Easy enough with a pump action shotgun :Shock:   :Sneaktongue:    
Jamjar,
the bondcrete sealer on the wall is the problem. Not sure how you would remove it. You may be able to soften it if you could soak it in water. On a vertical surface that might entail hanging or pinning wet bags to it un til it's softened and then hitting it with a high pressure jet. Try just a high pressure jet first though, you might get lucky. 
Mick

----------


## jamjar

Thanks for the response. FYI, I called Bondall today and they confirmed that Bond Crete would become soft when hot water is applied. So there goes my Easter, cheers

----------


## scooter

Jamjar, if you can get access to a steam cleaner, such as some workshops use to clean greasy engines & the like, could be the go to soften & remove the Bondcrete. 
Another idea could be to put the inlet hose for the pressure washer in a bucket of hot water, that should work fine too. Probably worth trying first.  
Good luck................cheers.....................Sea  n

----------


## schwerdty

Buy bagged render in 20-25kg bags and mix with water. Too many people think rendering is about nailing in battens and screeding etc.  Go to a rendering outlet, buy the product (its cheap) and the correct applicators and ask them to tell you how.  I learned from some professionals and now run a little weekend trade in it.  If you want more precise info on application, just let me know.  Rendering is about applying thin layers (two to three) in which each is flatter and smoother than the previous.  First layer, about two millimetres, next two layers about one to two mills at most. Apply with steel Trowel thinly. It will stick easily. Even upside down on a roof. Home made render blends are much too difficult.
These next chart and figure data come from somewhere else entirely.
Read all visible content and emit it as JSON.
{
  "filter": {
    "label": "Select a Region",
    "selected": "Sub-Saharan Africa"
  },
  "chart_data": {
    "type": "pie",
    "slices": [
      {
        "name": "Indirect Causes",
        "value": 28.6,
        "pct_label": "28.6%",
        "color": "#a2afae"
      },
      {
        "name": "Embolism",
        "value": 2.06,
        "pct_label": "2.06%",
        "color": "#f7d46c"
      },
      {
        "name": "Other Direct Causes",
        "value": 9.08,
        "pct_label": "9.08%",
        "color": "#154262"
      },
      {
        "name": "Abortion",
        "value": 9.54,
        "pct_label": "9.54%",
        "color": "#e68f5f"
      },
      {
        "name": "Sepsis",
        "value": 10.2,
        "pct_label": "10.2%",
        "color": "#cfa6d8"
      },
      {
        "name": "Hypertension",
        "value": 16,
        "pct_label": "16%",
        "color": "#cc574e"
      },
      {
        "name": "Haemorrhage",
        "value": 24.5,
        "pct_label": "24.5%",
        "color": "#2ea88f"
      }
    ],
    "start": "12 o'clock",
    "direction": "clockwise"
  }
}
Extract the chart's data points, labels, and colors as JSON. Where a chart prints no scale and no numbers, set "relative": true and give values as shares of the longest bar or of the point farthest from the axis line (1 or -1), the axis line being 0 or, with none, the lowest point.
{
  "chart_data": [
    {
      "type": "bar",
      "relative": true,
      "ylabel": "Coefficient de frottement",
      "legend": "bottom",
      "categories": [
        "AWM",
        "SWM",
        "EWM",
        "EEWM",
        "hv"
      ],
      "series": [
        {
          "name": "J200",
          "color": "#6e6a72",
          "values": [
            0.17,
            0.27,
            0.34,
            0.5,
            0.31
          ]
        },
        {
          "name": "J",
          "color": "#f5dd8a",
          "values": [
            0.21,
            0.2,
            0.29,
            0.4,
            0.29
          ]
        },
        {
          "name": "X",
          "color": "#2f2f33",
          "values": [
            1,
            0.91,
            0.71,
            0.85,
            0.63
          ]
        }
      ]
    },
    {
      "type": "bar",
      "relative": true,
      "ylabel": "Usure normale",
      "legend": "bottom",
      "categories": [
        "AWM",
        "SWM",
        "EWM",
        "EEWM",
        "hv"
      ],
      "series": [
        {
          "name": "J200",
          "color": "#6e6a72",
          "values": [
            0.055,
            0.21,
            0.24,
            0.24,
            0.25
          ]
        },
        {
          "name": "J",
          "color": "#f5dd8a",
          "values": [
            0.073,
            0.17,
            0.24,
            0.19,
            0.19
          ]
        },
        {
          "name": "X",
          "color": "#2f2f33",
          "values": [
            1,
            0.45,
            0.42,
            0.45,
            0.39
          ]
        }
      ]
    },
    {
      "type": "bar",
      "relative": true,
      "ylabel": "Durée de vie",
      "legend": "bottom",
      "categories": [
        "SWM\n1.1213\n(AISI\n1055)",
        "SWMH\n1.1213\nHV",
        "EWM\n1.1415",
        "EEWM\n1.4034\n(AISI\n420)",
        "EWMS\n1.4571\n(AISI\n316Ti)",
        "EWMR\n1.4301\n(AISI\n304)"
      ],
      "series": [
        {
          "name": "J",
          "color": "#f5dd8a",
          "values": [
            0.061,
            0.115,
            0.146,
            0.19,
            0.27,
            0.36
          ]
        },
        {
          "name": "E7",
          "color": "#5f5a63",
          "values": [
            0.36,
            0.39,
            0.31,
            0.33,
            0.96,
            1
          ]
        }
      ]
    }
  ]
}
Bags cost between 11 and 20 dollars and do a fair bit of a wall.

----------


## Joister

i'm with schwerdty, 
i was mixing my own render up and have just go with pre-mixed bags 
definitely go for the few coats - what i've been doing is using the first coat to fill holes, old traces (pipes, conduits, etc..) and repointing bricks (filling in broken away mortar) 
i usually run a few scratch marks between coats to give a key for the next coat 
apart from a steel trowel what is also handy is a mud board so that you can 'push' the render off the board and on to the wall and a long straight edge to level out your job - usually doing the last step once the render has firmed up a bit 
you can also run a wet sponge over the job once it's firm if you want to change the texture 
if you want to mix your own what i found worked well was 6 washed sand to 1 lime to 1 cement (for interior) - for exterior dropped the lime down quite a bit and made it a 5 to 1 regards sand to cement 
hope this helps

----------


## Joister

forgot to mention about keeping the wall moist - a must i reckon - one of those pump up garden type sprays works pretty well otherwise a hand spray 
on a hot day i've also given the render once on the wall a mist spray of water now and again

----------